In order for Apple News to succeed, it will need to be much more than a fancified RSS feed of stories from each user’s favorite sites. For all its flaws as a news-reading utility, there is a reason people keep opening Facebook’s app every day on their phones and tablets. The social network has devoted enormous effort over the years to figuring out exactly which types of data its algorithm needs, and what weights it ought to assign them, in order to show people the posts they’re most interested in. And that has turned out, in many cases, to be quite different from the sort of content they think they’re interested in.

Apple News holds immediate appeal for newshounds because it promises to restore some human control and judgment to the curation process. In another contrast to Facebook, Apple promises that its app will respect users’ privacy by refining its recommendations based only on their behavior within Apple News, rather than tracking their habits and preferences willy-nilly.

That protective silo is a strong selling point—in theory. But it could also be Apple News’ biggest drawback.

 As much as we clamor for a calmer, sleeker news reading experience, it’s not clear that’s what most people really want. That is, they may actually prefer to get their news sprinkled across a social feed, so that it comes packaged with entertainment, interaction, and a soupcon of persona drama. It’s easy to forget that print newspapers, stodgy as their reputation has become, were pioneers in this regard, nestling their investigative journalism alongside gossip columns and funny pages. If Apple news fails to reshape the industry, as similar apps have failed before it, it might not be a failure of execution. It might be that the concept of the ideal news app is fundamentally flawed.

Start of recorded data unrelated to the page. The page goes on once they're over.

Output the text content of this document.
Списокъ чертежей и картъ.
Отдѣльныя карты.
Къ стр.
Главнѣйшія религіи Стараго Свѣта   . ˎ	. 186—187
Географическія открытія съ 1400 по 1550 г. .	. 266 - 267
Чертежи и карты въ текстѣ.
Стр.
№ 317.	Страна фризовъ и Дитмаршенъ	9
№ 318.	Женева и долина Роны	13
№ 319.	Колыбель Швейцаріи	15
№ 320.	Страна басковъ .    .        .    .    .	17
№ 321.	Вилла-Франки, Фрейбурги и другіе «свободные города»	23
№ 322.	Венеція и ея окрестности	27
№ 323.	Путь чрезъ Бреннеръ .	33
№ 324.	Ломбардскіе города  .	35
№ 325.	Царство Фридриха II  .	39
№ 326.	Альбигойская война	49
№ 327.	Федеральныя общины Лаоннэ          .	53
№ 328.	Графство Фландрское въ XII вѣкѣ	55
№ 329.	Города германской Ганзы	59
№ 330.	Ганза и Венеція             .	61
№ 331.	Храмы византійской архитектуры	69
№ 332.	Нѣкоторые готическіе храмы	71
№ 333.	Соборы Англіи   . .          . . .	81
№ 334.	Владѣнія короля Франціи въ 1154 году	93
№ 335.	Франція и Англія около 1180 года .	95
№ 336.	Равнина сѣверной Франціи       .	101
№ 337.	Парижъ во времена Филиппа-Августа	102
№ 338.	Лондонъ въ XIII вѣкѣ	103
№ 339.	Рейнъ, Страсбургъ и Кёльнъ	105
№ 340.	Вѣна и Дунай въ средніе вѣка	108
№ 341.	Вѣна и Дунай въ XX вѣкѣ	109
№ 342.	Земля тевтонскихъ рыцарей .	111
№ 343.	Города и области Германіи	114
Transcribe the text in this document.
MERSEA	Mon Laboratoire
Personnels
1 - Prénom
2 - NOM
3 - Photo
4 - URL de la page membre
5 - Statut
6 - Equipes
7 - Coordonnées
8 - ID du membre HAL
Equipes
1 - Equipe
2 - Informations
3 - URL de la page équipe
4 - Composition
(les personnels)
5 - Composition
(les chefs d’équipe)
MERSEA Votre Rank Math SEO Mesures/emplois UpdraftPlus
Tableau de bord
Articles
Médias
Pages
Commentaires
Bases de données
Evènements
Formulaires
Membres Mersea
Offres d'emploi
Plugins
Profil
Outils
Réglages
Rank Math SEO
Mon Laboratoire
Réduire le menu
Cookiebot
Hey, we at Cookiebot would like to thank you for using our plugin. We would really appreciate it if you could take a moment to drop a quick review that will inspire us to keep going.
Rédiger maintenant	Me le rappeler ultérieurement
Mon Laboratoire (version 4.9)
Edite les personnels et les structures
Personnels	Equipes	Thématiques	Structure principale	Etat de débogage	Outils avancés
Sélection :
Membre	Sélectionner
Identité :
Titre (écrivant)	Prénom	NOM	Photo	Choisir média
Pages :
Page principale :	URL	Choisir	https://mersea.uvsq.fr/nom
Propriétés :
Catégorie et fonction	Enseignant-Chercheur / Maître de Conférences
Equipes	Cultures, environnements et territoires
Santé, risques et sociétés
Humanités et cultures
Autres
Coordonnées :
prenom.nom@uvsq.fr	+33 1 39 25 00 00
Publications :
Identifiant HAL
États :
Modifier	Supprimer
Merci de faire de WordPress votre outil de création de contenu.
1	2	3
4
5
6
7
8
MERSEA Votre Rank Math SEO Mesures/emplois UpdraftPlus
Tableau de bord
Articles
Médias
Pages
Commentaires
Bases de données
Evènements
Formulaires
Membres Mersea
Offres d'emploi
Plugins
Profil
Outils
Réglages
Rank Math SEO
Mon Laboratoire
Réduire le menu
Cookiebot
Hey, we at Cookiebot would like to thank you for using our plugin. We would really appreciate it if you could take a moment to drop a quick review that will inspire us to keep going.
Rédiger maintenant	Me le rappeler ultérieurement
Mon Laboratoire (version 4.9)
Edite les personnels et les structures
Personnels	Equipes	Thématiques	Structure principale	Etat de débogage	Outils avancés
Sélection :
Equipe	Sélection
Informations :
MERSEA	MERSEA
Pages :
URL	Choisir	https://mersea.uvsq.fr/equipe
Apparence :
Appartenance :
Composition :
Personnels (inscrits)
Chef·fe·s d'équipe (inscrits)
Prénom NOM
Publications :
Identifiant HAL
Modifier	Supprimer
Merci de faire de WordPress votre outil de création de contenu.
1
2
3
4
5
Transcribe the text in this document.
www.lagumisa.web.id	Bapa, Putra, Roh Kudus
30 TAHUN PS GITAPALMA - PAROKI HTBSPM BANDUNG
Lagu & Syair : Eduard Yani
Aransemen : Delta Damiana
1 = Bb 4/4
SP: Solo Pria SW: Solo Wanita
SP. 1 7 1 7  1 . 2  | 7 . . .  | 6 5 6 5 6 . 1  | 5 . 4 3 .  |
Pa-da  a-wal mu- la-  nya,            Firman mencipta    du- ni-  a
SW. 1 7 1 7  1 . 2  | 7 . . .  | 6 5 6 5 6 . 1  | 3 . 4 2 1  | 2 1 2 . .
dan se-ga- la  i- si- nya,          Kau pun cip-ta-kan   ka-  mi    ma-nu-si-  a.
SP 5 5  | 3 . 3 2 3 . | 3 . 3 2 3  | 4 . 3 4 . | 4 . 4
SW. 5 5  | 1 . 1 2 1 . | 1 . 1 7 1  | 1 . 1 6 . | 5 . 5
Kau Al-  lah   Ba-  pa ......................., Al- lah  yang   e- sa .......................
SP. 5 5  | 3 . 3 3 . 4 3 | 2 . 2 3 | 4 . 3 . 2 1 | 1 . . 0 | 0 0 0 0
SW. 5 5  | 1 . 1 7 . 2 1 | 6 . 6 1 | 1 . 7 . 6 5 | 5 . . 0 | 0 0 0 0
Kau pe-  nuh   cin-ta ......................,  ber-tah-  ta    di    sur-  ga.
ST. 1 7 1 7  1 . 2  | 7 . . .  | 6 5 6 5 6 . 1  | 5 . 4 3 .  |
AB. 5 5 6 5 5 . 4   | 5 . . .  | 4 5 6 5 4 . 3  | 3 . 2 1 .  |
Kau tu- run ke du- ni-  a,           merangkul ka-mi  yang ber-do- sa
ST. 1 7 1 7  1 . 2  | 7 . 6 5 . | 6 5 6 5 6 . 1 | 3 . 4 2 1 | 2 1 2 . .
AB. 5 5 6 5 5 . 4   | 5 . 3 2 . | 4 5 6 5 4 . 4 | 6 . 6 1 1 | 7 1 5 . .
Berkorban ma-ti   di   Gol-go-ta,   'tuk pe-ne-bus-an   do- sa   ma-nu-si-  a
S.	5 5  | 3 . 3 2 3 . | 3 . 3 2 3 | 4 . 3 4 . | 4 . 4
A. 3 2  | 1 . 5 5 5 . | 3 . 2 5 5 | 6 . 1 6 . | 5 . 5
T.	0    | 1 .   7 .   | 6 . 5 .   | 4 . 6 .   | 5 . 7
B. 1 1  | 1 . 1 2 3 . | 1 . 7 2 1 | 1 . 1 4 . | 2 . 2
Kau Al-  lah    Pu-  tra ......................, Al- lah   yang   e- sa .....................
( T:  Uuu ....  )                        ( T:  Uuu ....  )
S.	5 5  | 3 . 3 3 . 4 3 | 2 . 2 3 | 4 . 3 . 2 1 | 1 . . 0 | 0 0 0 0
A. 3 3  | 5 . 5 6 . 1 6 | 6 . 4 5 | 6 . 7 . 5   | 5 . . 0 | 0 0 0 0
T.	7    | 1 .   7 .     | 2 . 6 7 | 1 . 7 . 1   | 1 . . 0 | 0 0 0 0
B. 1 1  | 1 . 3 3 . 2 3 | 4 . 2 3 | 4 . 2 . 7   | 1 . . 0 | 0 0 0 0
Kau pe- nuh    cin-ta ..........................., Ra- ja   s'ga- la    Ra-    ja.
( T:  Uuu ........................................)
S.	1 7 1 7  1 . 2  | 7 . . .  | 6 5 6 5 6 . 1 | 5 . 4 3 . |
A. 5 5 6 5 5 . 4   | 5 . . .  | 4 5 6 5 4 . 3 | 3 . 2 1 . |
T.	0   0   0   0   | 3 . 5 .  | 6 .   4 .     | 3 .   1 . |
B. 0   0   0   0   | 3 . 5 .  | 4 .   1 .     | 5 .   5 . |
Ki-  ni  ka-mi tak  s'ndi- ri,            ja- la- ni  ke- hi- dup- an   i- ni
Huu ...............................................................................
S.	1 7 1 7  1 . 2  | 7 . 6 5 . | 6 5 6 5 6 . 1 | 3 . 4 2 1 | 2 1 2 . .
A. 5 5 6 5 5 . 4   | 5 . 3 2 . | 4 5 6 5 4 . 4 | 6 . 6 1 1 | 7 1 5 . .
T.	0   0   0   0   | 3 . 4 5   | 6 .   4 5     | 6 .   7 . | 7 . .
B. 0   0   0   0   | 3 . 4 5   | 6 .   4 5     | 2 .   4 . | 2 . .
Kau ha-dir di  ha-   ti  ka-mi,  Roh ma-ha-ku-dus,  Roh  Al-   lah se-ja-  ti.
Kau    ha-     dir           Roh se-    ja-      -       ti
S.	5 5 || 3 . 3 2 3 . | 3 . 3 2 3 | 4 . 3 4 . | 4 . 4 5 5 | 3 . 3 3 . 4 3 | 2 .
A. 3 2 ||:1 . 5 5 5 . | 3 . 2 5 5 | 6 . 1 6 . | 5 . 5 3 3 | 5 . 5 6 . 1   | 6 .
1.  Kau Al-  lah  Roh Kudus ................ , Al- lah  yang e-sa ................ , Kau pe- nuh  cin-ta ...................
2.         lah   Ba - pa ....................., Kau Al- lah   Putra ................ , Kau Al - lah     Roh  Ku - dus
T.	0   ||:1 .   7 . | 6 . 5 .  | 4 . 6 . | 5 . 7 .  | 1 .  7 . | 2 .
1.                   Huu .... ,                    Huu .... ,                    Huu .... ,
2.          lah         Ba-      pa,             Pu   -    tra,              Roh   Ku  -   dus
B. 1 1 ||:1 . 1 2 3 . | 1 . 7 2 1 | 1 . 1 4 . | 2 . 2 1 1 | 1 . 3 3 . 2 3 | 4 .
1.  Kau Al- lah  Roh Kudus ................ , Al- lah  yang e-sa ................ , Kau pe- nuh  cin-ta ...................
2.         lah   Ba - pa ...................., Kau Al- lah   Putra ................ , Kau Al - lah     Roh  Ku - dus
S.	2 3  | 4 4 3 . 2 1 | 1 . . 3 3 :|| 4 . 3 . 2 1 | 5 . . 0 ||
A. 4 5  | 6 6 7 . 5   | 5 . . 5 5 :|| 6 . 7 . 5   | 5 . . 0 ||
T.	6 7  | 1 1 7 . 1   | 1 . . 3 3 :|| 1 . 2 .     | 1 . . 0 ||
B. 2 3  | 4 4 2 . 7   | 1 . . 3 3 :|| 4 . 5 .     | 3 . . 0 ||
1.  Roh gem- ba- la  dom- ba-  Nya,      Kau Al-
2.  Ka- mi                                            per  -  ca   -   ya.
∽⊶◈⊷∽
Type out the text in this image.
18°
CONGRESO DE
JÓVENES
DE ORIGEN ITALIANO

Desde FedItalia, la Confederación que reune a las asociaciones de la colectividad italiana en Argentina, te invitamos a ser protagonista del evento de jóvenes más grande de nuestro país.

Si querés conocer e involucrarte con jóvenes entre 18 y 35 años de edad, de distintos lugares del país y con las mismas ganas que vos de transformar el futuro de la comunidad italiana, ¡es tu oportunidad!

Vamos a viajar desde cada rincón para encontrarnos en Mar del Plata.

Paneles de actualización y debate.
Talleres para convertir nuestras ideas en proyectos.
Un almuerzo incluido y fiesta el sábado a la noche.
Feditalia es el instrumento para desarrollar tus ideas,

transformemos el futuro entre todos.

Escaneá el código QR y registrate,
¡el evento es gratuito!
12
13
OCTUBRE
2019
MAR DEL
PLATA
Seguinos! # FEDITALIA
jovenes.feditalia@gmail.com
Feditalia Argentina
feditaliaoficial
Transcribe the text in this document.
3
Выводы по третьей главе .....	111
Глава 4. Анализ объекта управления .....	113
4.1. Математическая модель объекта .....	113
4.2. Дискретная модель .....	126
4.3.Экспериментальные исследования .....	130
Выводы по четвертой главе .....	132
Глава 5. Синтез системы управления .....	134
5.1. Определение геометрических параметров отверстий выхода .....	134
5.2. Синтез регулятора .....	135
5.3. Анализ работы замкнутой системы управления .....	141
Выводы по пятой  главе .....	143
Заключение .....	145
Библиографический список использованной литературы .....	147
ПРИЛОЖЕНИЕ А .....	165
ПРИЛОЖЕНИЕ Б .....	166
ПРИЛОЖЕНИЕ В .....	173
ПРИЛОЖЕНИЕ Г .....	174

These questions aren’t even worth pondering, of course, if Apple’s product doesn’t quickly get better at learning what people actually want, as opposed to what they say they want. Apple might soon find that there’s a good reason Facebook pays so much attention to clicks, likes, and shares, and why it has gotten so greedy when it comes to data on users’ behavior. It may be that you simply can’t build a compelling recommendation algorithm without it.